Seele und Eidos

C.G. Jung: “Je größer die Ladung des kollektiven Bewußtseins, desto mehr verliert das Ich seine praktische Bedeutung. Es wird von den Meinungen und Tendenzen des kollektiven Bewußtseins gewissermaßen aufgesogen, und dadurch entsteht der Massenmensch, der stets einem -ismus verfallen ist. Das Ich bewahrt nur eine Selbstständigkeit, wenn es sich nicht mit einem der Gegensätze identifiziert, sondern die Mitte zwischen den Gegensätzen zu halten versteht. Dies ist aber nur dann möglich, wenn es sich nicht nur des einen, sondern auch des anderen bewußt ist. Die Einsicht wird ihm allerdings nicht nur von seinen sozialen und politischen Führern schwer gemacht, sondern auch von seinen religiösen. Alle wollen die Entscheidung für das eine und daher die restlose Identifizierung des Individuums mit einer notwendigerweise einseitigen Wahrheit. Selbst wenn es sich um eine große Wahrheit handeln sollte, so wäre die Identifizierung damit doch etwas wie eine Katastrophe, indem sie nämlich die weitere geistige Entwicklung stillstellt. Anstatt Erkenntnis hat man dann nur noch Überzeugung, und das ist manchmal viel bequemer und darum anziehender.”

Hier offenbart sich C. G. Jungs Denken als gnostisch beeinflusst. Man weiß von ihm über die Fürsprache wie auch über die Kritik an (religiöser) Tradition und Symbolik. Denn dem Symbol ursächlicher (oder wahrer) Offenbarung mußte dem Gehalt nach über die Zeit und Vermittlung (und einen Mißbrauch) ein guter Teil der Bedeutung und Möglichkeit zur Erfassung abhanden kommen, und so soll das Symbol vielmehr in einem teleologisch-progressiven Prozeß als das Motiv wieder- erarbeitet werden, das es einer Ewigkeit nach in seiner vollen Bedeutung immer repräsentiert (hat). Vorzugsweise ist dies ein Verlauf, der das Psychische des Individuums immerwährend hebt, indem es jenes insoweit entwicklungsfähig macht, daß es sich mit dem Ureigensten, was nicht mehr das Individuelle, sondern das Verbindende, Archetypische und letzte Wahre und Ungefundene meint, verbindet.

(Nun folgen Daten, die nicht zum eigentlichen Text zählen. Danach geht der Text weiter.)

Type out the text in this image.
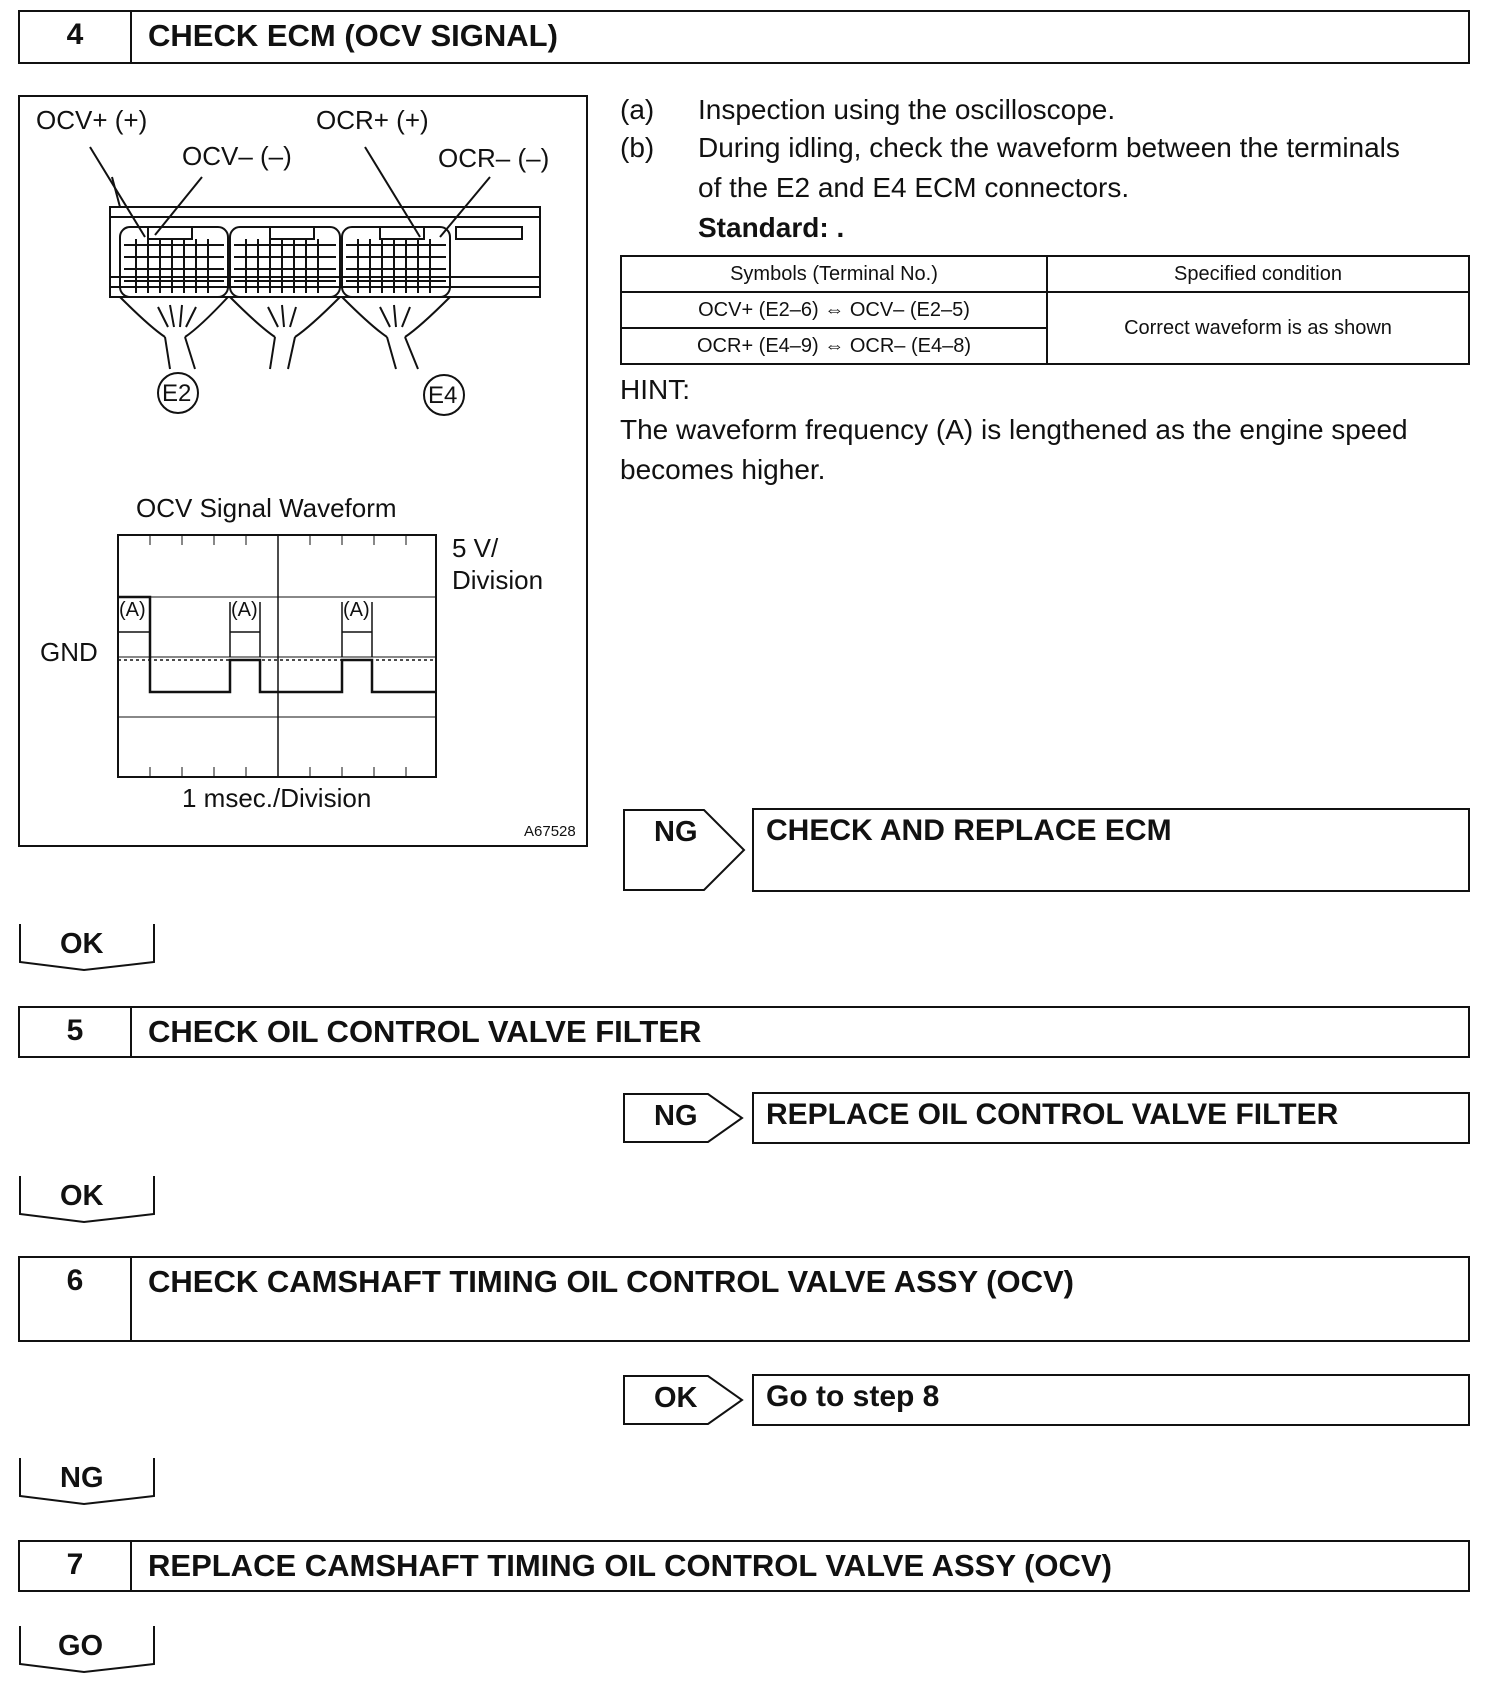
4	CHECK ECM (OCV SIGNAL)
OCV+ (+)
OCV– (–)
OCR+ (+)
OCR– (–)
E2	E4
OCV Signal Waveform
5 V/
Division
GND
(A)	(A)	(A)
1 msec./Division
A67528
(a) Inspection using the oscilloscope.
(b) During idling, check the waveform between the terminals
of the E2 and E4 ECM connectors.
Standard: .
Symbols (Terminal No.)	Specified condition
OCV+ (E2–6) ⇔ OCV– (E2–5)	Correct waveform is as shown
OCR+ (E4–9) ⇔ OCR– (E4–8)	
HINT:
The waveform frequency (A) is lengthened as the engine speed
becomes higher.
NG	CHECK AND REPLACE ECM
OK
5	CHECK OIL CONTROL VALVE FILTER
NG	REPLACE OIL CONTROL VALVE FILTER
OK
6	CHECK CAMSHAFT TIMING OIL CONTROL VALVE ASSY (OCV)
OK	Go to step 8
NG
7	REPLACE CAMSHAFT TIMING OIL CONTROL VALVE ASSY (OCV)
GO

Und Volkmann-Schluck zum Neuplatonismus: “Das Problem des Verhältnisses von Seele und Eidos verwandelt sich bei Plotin in das Problem des Seins der Seele zu sich selbst, in dessen näherer Ausarbeitung das Verhältnis der Seele zum Nous als dem denkenden Innesein der Eide in die Mitte tritt, und zwar so, daß gegenüber dem Nous, der nicht nur die Eide schaut, sondern sich in den Noeta selbst als denkendes Sein schaut, die Denkweise der Seele als uneigentliches Sein des Geistes erscheint, ihre Denktätigkeit als abbildhafter Nachvollzug des Inneseins des Gedachten im Nous.”
Und dies heißt: Mit dem Denken ist immer auch sein ureigenes Telos gleich mit aufgegeben, sich selbst in die ihm eigene Totalität zurück- und hinaufzuführen. Denken wird hiermit zu gesteigertem (feinstofflichem) Sein.